Écrits sur l’Histoire et la Société d’Asie du Sud
sous la direction de Ranajit Guha (Oxford University Press, Delhi 1989)
- Sumit Sarkar L’avatar Kalkî de Bikrampur : un scandale villageois dans le Bengale du début du 20ème siècle.
- Gautham Baudra La mentalité de la subalternité : Kantanama ou Rajdharma
- Julie Stephens Fictions féministes : une critique de la catégorie de « Femme non-occidentale » dans les écrits féministes sur l’Inde.
- Susie Tharu Réponse à Julie Stephens
- Gyanendra Padey La construction coloniale du « communalisme » : Écrits britanniques sur Bénarès au 19ème siècle.
- Partha Chatterjee Caste et conscience subalterne
- Ranajit Guha La domination sans hégémonie et son historiographie
- Vena Das Le subalterne comme perspective
4ème de couverture :
Les catégories de domination et de subordination, succinctement exposées par Ranajit Guha dans les cinq premiers numéros de cette série, sont plus précisément étudiées dans son long essai figurant dans ce volume. Sa contribution présente aussi une critique de l’historiographie néo-coloniale et libérale.
L’essai de Sumit Sarkar utilise un scandale villageois dans le Bengale du début du 20ème siècle comme point d’entrée pour analyser le contexte plus large de la société et de la mentalité de l’époque.
Gautham Bhadra se penche sur l’équilibre délicat entre soumission et de défi à l’autorité tels qu’il est codifié dans un long poème écrit au milieu du 19eme siècle au Bengale.
Julie Stephen offre une critique des récents écrits féministes sur l’Inde.
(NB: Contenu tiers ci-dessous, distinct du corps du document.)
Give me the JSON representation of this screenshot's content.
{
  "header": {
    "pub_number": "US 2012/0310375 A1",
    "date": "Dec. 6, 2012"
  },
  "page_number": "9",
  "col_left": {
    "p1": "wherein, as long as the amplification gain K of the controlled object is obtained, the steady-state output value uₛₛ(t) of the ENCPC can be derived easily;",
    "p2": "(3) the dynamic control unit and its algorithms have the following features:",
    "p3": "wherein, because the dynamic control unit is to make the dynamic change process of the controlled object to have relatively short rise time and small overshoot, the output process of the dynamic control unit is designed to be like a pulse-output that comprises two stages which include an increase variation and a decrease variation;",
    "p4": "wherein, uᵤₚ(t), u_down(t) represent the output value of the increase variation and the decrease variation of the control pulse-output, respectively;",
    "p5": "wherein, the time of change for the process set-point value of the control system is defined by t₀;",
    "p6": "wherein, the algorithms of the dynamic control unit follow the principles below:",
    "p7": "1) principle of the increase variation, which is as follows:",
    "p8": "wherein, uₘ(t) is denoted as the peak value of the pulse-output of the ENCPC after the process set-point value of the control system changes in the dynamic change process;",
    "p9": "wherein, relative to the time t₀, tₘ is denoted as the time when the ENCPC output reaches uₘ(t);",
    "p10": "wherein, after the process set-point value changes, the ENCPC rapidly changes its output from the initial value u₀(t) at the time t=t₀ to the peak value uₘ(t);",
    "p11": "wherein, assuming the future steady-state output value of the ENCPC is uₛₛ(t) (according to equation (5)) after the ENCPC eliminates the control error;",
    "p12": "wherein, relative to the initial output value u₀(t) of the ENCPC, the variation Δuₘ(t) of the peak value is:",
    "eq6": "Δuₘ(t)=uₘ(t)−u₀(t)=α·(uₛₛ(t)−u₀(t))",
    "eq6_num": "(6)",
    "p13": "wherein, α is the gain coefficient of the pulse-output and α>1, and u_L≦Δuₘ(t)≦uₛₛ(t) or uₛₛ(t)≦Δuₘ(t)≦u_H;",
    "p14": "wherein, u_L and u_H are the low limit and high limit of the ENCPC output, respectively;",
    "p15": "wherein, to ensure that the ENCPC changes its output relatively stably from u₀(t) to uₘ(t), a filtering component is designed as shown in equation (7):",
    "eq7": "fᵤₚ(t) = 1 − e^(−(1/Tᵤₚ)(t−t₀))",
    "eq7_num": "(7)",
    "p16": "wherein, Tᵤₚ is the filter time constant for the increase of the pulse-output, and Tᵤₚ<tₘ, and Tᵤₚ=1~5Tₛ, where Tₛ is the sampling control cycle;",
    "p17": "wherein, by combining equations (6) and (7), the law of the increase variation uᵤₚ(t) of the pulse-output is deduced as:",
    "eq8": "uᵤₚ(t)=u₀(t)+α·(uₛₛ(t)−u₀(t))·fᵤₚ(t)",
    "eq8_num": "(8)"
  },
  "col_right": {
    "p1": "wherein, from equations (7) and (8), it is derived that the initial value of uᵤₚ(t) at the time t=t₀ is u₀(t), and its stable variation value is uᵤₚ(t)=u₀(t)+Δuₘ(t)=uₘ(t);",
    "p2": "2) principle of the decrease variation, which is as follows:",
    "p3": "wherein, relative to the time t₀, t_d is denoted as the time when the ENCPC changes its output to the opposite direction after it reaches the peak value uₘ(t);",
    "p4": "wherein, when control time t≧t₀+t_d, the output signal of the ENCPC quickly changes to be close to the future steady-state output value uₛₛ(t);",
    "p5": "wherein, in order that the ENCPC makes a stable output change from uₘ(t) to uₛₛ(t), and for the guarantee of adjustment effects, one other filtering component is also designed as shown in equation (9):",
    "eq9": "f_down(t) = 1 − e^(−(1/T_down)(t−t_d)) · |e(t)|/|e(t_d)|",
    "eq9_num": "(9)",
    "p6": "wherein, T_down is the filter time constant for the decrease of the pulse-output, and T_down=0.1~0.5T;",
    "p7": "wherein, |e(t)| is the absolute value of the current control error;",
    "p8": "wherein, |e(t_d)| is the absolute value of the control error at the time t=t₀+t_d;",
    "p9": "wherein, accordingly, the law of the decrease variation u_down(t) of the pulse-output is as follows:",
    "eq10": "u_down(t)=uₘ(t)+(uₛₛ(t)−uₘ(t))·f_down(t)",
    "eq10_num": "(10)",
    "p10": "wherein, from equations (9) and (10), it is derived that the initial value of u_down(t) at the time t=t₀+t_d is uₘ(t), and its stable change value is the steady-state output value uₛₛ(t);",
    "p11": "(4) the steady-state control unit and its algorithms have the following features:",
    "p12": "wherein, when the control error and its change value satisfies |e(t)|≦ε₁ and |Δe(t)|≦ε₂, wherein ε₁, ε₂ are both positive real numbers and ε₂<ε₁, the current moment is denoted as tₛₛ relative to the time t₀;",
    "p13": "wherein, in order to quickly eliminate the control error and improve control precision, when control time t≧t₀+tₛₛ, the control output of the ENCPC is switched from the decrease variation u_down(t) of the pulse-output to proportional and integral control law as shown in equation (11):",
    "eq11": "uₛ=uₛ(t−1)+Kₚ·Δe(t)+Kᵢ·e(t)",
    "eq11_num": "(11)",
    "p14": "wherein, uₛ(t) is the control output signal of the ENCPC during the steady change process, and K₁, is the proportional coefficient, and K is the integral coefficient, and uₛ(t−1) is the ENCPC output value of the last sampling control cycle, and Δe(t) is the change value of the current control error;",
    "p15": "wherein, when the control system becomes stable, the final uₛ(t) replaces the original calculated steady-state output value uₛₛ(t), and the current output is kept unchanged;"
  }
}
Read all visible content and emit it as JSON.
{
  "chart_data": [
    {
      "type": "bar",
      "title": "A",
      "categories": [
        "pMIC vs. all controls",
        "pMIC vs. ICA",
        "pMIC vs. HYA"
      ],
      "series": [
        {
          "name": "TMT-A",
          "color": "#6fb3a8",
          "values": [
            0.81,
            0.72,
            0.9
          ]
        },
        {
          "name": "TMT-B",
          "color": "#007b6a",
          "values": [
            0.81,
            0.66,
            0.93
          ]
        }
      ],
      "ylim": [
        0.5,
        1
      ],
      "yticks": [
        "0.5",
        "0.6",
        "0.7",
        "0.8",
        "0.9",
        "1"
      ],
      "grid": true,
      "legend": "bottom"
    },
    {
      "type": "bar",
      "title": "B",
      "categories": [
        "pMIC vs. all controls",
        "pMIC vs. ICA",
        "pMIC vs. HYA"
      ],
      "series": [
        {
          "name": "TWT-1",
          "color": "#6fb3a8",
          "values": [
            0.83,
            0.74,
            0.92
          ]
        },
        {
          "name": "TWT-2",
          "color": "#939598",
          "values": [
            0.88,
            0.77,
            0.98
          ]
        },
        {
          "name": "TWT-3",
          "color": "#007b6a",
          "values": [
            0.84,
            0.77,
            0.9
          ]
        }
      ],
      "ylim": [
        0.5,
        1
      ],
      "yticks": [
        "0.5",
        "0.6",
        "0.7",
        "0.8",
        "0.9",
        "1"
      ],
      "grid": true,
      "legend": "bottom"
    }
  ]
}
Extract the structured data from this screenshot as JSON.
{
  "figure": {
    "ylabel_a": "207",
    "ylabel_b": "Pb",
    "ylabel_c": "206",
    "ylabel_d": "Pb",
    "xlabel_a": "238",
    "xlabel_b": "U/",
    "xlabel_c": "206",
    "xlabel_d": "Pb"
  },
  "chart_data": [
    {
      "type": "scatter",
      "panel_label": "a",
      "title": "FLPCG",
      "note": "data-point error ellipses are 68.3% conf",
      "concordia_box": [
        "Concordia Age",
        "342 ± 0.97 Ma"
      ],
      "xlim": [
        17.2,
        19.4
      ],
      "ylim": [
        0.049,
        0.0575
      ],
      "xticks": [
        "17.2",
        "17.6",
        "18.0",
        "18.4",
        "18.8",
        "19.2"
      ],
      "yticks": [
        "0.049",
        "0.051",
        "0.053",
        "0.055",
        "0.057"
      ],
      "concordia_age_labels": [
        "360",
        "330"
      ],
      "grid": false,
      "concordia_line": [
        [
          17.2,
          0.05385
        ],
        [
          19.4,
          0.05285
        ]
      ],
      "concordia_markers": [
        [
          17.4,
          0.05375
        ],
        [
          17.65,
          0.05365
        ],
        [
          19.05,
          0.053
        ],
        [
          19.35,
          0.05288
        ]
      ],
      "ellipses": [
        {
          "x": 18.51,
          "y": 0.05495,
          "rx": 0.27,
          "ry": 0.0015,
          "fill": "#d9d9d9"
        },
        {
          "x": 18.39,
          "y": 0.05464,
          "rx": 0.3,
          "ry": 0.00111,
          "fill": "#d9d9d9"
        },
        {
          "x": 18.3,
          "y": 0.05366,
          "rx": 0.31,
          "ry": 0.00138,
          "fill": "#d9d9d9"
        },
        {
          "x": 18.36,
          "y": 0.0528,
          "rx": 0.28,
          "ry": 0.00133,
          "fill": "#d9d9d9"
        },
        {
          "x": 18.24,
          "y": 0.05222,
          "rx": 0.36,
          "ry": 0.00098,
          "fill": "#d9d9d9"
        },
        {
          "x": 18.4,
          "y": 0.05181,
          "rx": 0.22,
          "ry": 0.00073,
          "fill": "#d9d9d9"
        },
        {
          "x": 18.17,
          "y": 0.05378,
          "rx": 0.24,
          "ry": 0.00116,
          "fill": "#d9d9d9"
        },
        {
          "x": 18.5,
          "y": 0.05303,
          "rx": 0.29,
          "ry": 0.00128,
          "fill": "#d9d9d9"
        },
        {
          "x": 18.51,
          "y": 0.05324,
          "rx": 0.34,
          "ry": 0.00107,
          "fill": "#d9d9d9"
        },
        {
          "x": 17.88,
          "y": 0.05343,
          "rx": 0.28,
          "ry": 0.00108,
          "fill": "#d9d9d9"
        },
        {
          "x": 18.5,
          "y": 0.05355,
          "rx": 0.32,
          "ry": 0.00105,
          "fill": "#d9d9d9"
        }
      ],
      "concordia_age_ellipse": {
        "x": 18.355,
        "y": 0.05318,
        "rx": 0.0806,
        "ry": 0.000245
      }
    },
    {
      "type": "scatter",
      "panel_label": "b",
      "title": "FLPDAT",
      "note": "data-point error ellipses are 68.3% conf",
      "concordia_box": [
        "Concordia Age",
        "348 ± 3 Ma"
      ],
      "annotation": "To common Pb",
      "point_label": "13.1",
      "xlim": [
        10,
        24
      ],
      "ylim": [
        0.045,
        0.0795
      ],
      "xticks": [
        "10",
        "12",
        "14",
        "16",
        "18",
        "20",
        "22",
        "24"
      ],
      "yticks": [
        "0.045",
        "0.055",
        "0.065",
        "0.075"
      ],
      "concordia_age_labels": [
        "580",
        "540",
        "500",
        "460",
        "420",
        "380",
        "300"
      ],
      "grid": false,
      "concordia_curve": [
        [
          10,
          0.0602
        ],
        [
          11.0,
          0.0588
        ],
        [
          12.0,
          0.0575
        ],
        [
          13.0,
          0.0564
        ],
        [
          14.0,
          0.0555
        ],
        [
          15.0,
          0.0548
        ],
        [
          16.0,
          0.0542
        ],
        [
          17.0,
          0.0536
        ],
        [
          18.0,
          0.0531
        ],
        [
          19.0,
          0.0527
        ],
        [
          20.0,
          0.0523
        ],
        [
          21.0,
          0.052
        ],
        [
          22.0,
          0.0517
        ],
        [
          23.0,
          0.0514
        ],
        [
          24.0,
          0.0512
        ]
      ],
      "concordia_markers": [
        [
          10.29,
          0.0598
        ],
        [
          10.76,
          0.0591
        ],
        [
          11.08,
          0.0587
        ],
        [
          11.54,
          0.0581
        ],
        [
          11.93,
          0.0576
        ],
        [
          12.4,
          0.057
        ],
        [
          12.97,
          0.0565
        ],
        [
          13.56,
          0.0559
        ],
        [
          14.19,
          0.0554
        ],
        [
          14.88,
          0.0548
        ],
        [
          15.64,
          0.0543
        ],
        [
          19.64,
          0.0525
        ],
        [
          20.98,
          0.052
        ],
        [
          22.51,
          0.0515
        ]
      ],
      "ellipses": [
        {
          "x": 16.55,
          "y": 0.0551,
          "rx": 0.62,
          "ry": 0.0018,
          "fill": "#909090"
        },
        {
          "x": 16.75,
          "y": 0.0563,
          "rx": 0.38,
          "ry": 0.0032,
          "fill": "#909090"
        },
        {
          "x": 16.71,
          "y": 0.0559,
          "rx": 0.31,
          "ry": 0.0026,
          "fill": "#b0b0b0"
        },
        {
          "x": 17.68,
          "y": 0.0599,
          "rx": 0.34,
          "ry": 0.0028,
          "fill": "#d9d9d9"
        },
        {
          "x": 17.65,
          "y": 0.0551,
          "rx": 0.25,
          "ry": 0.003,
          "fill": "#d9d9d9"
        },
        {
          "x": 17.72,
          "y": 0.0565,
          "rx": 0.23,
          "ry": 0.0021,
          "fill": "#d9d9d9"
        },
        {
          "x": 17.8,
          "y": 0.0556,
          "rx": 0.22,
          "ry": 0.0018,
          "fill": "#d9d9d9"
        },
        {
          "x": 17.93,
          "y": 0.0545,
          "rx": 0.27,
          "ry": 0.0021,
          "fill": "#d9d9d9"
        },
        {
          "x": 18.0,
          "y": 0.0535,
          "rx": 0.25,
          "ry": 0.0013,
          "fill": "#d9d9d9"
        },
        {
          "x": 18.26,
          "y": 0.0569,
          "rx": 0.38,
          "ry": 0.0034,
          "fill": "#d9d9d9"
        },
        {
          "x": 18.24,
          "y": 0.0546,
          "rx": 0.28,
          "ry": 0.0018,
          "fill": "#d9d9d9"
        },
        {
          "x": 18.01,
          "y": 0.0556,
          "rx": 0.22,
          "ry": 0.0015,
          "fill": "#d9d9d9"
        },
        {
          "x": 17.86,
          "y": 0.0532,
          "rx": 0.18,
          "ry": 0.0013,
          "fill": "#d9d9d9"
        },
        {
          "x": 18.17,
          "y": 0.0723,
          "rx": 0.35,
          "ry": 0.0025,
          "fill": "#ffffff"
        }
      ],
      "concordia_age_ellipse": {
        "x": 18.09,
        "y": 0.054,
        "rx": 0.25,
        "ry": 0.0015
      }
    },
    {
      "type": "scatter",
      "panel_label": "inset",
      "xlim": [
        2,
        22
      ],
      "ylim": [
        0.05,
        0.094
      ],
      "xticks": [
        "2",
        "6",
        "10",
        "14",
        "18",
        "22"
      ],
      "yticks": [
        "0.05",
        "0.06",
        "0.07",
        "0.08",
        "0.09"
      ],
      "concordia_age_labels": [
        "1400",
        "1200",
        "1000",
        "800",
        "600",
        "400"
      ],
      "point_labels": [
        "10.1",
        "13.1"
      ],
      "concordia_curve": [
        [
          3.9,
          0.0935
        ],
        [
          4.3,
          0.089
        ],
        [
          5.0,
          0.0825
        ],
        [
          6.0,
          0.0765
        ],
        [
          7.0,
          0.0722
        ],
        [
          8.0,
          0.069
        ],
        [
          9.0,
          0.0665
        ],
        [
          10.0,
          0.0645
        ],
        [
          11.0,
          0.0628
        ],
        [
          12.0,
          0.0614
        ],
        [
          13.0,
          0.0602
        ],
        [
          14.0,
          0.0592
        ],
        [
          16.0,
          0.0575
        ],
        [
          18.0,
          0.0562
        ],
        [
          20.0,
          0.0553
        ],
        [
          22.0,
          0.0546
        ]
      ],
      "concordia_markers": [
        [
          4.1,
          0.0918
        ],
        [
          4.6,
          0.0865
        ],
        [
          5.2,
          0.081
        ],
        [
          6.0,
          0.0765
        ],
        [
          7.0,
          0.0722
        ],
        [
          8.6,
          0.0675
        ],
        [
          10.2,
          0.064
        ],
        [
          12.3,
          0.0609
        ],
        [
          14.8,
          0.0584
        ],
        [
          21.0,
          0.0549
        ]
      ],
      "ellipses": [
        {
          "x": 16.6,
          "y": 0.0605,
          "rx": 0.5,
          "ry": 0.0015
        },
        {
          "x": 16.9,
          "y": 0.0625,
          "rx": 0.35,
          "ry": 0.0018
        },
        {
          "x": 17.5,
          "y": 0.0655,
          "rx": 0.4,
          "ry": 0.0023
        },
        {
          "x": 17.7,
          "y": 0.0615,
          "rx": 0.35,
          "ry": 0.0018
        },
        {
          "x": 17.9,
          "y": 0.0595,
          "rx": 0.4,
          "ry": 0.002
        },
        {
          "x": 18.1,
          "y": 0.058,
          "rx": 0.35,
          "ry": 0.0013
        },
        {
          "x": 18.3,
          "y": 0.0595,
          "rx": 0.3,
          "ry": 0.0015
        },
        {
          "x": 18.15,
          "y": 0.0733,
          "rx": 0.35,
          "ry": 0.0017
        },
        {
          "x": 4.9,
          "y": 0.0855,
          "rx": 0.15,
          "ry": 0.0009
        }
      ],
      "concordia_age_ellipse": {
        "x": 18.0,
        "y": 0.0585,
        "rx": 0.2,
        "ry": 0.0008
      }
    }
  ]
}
Susie Tharu lui répond vivement dans un court article.
Gyanendra Pandey déconstruit la construction coloniale du communalisme dans sa recherche sur les écrits britanniques sur Bénarès.
L’article de Partha Chatterjee souligne que les croyances et les pratiques religieuses des castes subordonnées sont souvent basées sur des principes contradictoires à ceux du Brahmanisme.
La contribution de Vena Das s’intéresse à la réussite générale de la série des Subaltern Studies.
Sumit Sarkar L’avatar Kalkî de Bikrampur : un scandale villageois dans le Bengale du début du 20ème siècle.
« Les historiens de nos jours commencent à s’intéresser à ce genre de fragments du passé, des événements « sans importance » ni conséquences visibles mais qui sortent du lot et refusent de se laisser intégrer dans aucun des modèles établis de reconstitution historique (…) Ils offrent un point d’entrée indirect dans l’histoire sociale et peuvent éclairer des dimensions occultées par des modèles d’analyse dominants trop souvent téléologiques. » (p3)
« Depuis 2000 ans le mythe de Kali Yuga et de l’avatar Kalki ont été des conceptions puissantes et persistantes, rappelant d’une certaine manière leurs équivalents chrétiens, du Livre de la Révélation au monde renversé, en passant par toute la variété de rêves millénaristes. Il y a toutefois, deux différences cardinales. Le temps ici est principalement cyclique et non linéaire, au niveau le plus fondamental il n’y a pas d’innovation, l’ordre est perpétuellement troublé puis rétabli, époques après époques, et le retour ne se fait pas à un niveau supérieur. L’idéal est un ordre hiérarchique – non pas l’égalité et la liberté perdues, qui inspiraient tant d’hérésies et de rébellions plébéiennes dans l’Europe médiéval et pré-moderne. Mais ces deux conceptions ont fourni des formes et une légitimité à une variété d’angoisses et d’aspirations sociales. Ce qui est important pour nous ici c’est leur forme spécifique dans le Bengale du 19ème siècle. » (p35)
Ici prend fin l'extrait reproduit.